The company operates NCL, which it pitches as “contemporary”; Oceania Cruises, “upper premium” and Regent Seven Seas Cruises, “ultra-luxury”. The nett per diem is around US$150, US$300 and US$600 respectively.

Chan, interviewed in Singapore, was not worried about intensifying competition for Asian cruise passengers, pointing out that the overall industry was growing.

“It’s not a situation where I take more share and the others get less, i.e. it’s not a zero sum game. If you look at the Asian travel industry as a whole, outbound is expanding, cruise vacation is a part of outbound travel, and its penetration is still small,” he said.

What’s more, the cruise sector has many segments it can attract, including MICE, multi-generational groups and couples, he added.

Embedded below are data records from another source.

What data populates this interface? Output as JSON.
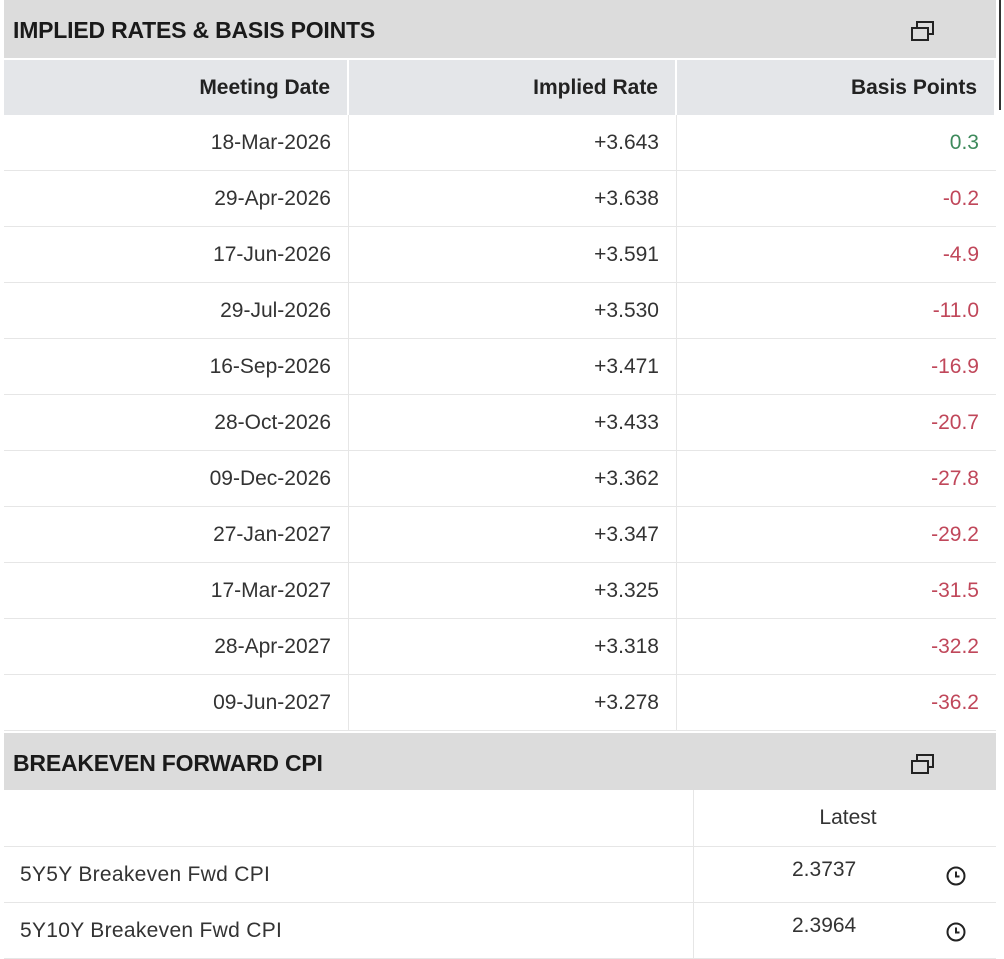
{
  "implied_rates": {
    "title": "IMPLIED RATES & BASIS POINTS",
    "columns": [
      "Meeting Date",
      "Implied Rate",
      "Basis Points"
    ],
    "rows": [
      [
        "18-Mar-2026",
        "+3.643",
        "0.3"
      ],
      [
        "29-Apr-2026",
        "+3.638",
        "-0.2"
      ],
      [
        "17-Jun-2026",
        "+3.591",
        "-4.9"
      ],
      [
        "29-Jul-2026",
        "+3.530",
        "-11.0"
      ],
      [
        "16-Sep-2026",
        "+3.471",
        "-16.9"
      ],
      [
        "28-Oct-2026",
        "+3.433",
        "-20.7"
      ],
      [
        "09-Dec-2026",
        "+3.362",
        "-27.8"
      ],
      [
        "27-Jan-2027",
        "+3.347",
        "-29.2"
      ],
      [
        "17-Mar-2027",
        "+3.325",
        "-31.5"
      ],
      [
        "28-Apr-2027",
        "+3.318",
        "-32.2"
      ],
      [
        "09-Jun-2027",
        "+3.278",
        "-36.2"
      ]
    ]
  },
  "breakeven": {
    "title": "BREAKEVEN FORWARD CPI",
    "columns": [
      "Latest"
    ],
    "rows": [
      [
        "5Y5Y Breakeven Fwd CPI",
        "2.3737"
      ],
      [
        "5Y10Y Breakeven Fwd CPI",
        "2.3964"
      ]
    ]
  }
}
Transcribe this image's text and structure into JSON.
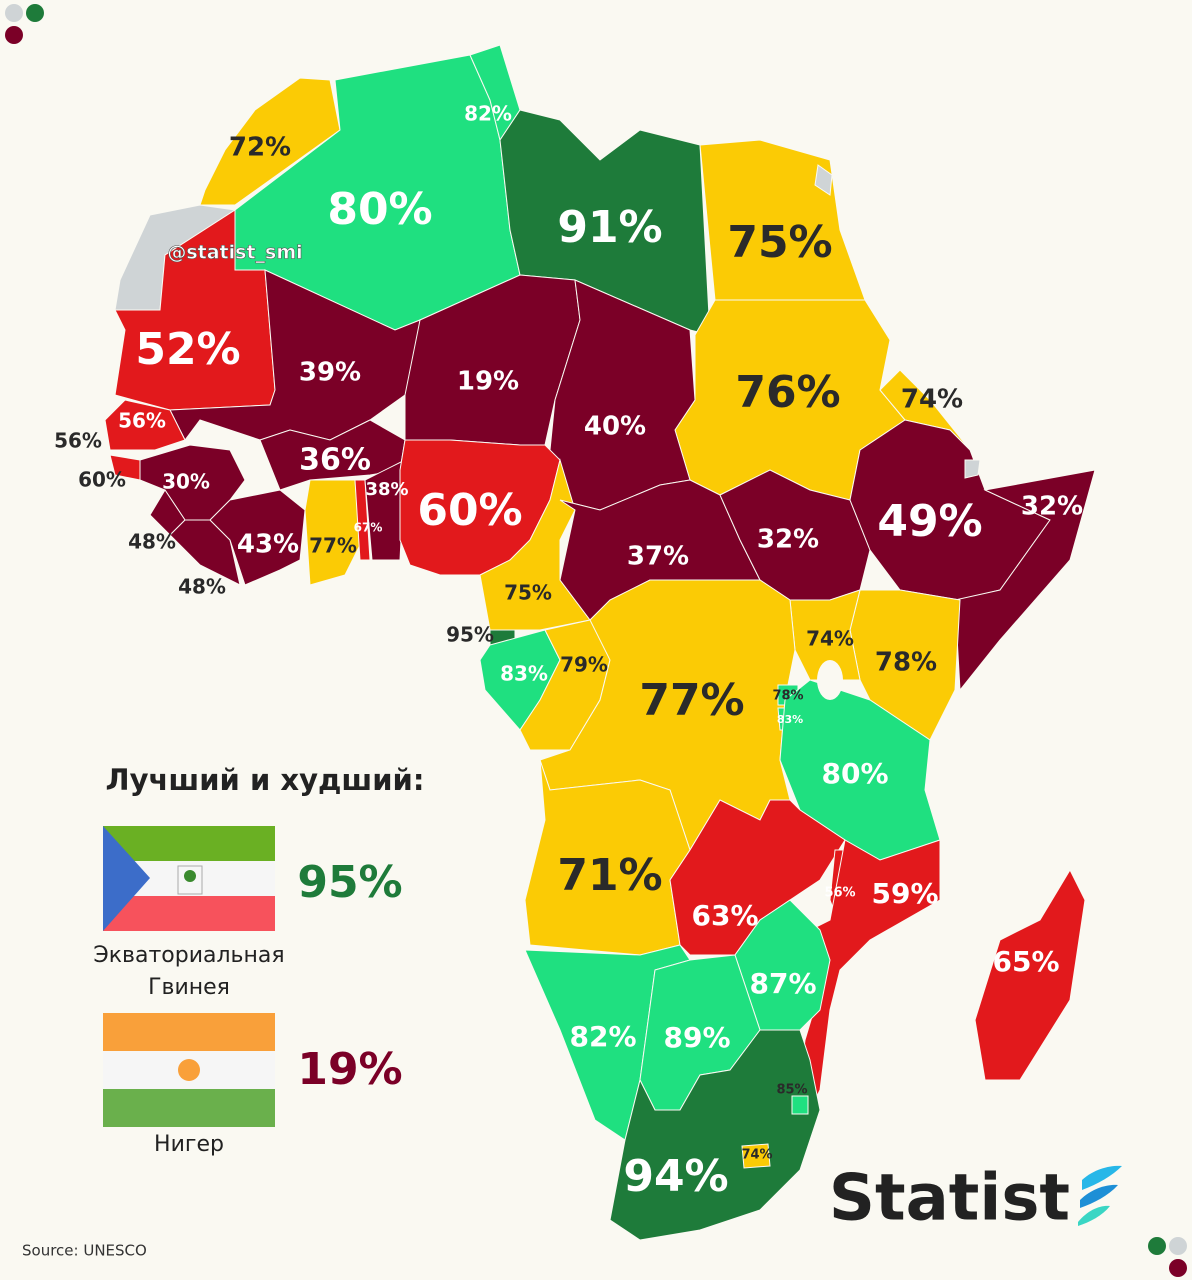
{
  "header": {
    "handle": "@statist_smi"
  },
  "map": {
    "labels": [
      "72%",
      "82%",
      "80%",
      "91%",
      "75%",
      "52%",
      "39%",
      "19%",
      "40%",
      "76%",
      "74%",
      "56%",
      "56%",
      "60%",
      "30%",
      "36%",
      "38%",
      "60%",
      "49%",
      "32%",
      "48%",
      "43%",
      "77%",
      "67%",
      "48%",
      "37%",
      "32%",
      "75%",
      "95%",
      "83%",
      "79%",
      "74%",
      "78%",
      "77%",
      "78%",
      "83%",
      "80%",
      "71%",
      "63%",
      "56%",
      "59%",
      "65%",
      "87%",
      "82%",
      "89%",
      "85%",
      "94%",
      "74%"
    ]
  },
  "legend": {
    "title": "Лучший и худший:",
    "best": {
      "value": "95%",
      "country": "Экваториальная Гвинея"
    },
    "worst": {
      "value": "19%",
      "country": "Нигер"
    }
  },
  "footer": {
    "source": "Source: UNESCO",
    "brand": "Statist"
  }
}
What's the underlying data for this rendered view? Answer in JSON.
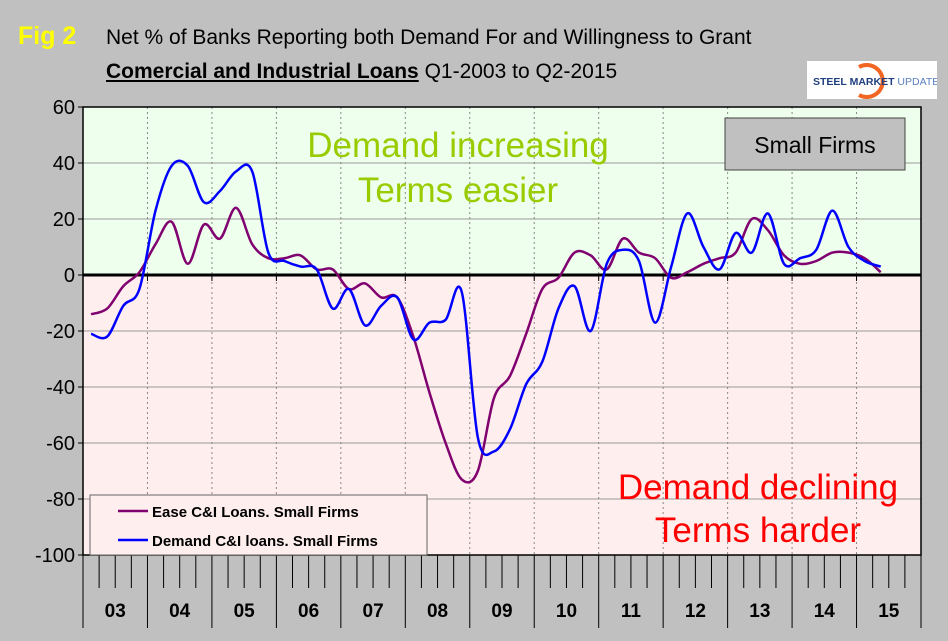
{
  "figure_label": "Fig 2",
  "title_line1": "Net % of Banks Reporting both Demand For and Willingness to Grant",
  "title_line2_bold": "Comercial and Industrial Loans",
  "title_line2_rest": " Q1-2003 to Q2-2015",
  "logo": {
    "text_a": "STEEL",
    "text_b": "MARKET",
    "text_c": "UPDATE"
  },
  "chart_data": {
    "type": "line",
    "ylim": [
      -100,
      60
    ],
    "yticks": [
      60,
      40,
      20,
      0,
      -20,
      -40,
      -60,
      -80,
      -100
    ],
    "x_start": "Q1-2003",
    "x_end": "Q2-2015",
    "frequency": "quarterly",
    "year_labels": [
      "03",
      "04",
      "05",
      "06",
      "07",
      "08",
      "09",
      "10",
      "11",
      "12",
      "13",
      "14",
      "15"
    ],
    "grid": true,
    "legend_placement": "bottom-left",
    "annotations": {
      "upper_line1": "Demand increasing",
      "upper_line2": "Terms easier",
      "lower_line1": "Demand declining",
      "lower_line2": "Terms harder",
      "box": "Small Firms"
    },
    "colors": {
      "upper_bg": "#eeffee",
      "lower_bg": "#ffeeee",
      "upper_text": "#99cc00",
      "lower_text": "#ff0000"
    },
    "series": [
      {
        "name": "Ease C&I Loans. Small Firms",
        "color": "#800070",
        "values": [
          -14,
          -12,
          -4,
          1,
          11,
          19,
          4,
          18,
          13,
          24,
          11,
          6,
          6,
          7,
          2,
          2,
          -5,
          -3,
          -8,
          -8,
          -22,
          -42,
          -60,
          -73,
          -70,
          -44,
          -36,
          -21,
          -5,
          -1,
          8,
          7,
          2,
          13,
          8,
          6,
          -1,
          1,
          4,
          6,
          8,
          20,
          16,
          7,
          4,
          5,
          8,
          8,
          6,
          1
        ]
      },
      {
        "name": "Demand C&I loans. Small Firms",
        "color": "#0000ff",
        "values": [
          -21,
          -22,
          -11,
          -5,
          23,
          39,
          39,
          26,
          30,
          37,
          37,
          8,
          5,
          3,
          2,
          -12,
          -5,
          -18,
          -11,
          -8,
          -23,
          -17,
          -16,
          -6,
          -58,
          -63,
          -55,
          -39,
          -31,
          -12,
          -4,
          -20,
          4,
          9,
          5,
          -17,
          3,
          22,
          10,
          2,
          15,
          8,
          22,
          4,
          6,
          9,
          23,
          10,
          5,
          3
        ]
      }
    ]
  }
}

“What we have to do is to get more people to recognise the value of cruising as a vacation alternative, then the penetration will grow even more,” said Chan.

According to Chan, the value of a cruise vacation is particularly evident in places where hotel prices and transportation are expensive. Said Chan: “For example, we had received a lot of enquiries for Cuba, because it’s difficult to find very good hotels while transportation is expensive. And even when you pay high prices, you don’t get good service. But if you go on a cruise, you can go to many destinations apart from Havana, and at a lower cost. Same with places such as Hawaii and northern Europe, where land costs are expensive.

“Asians are very destination-driven, but also value-driven. If a cruise can offer better value for the budget they have, they will choose to cruise. That’s why places such as the Baltics are popular. Imagine on a land vacation, they have to book flights going to the different places.”

Travel agents are crucial in educating the value proposition to the different segments. “That’s why we have set up offices (throughout Asia); we want to reach out to agency partners,” he said.

The biggest Asian markets for NCL Holdings excluding China and Australia are Japan and India, but “Hong Kong, Taiwan and South-east Asia are growing very fast”, said Chan.

Luxury cruising is also promising. Chan said he had already seen “a number of Asian couples” booking the Regent Suite, which costs US$10,000 per day per person.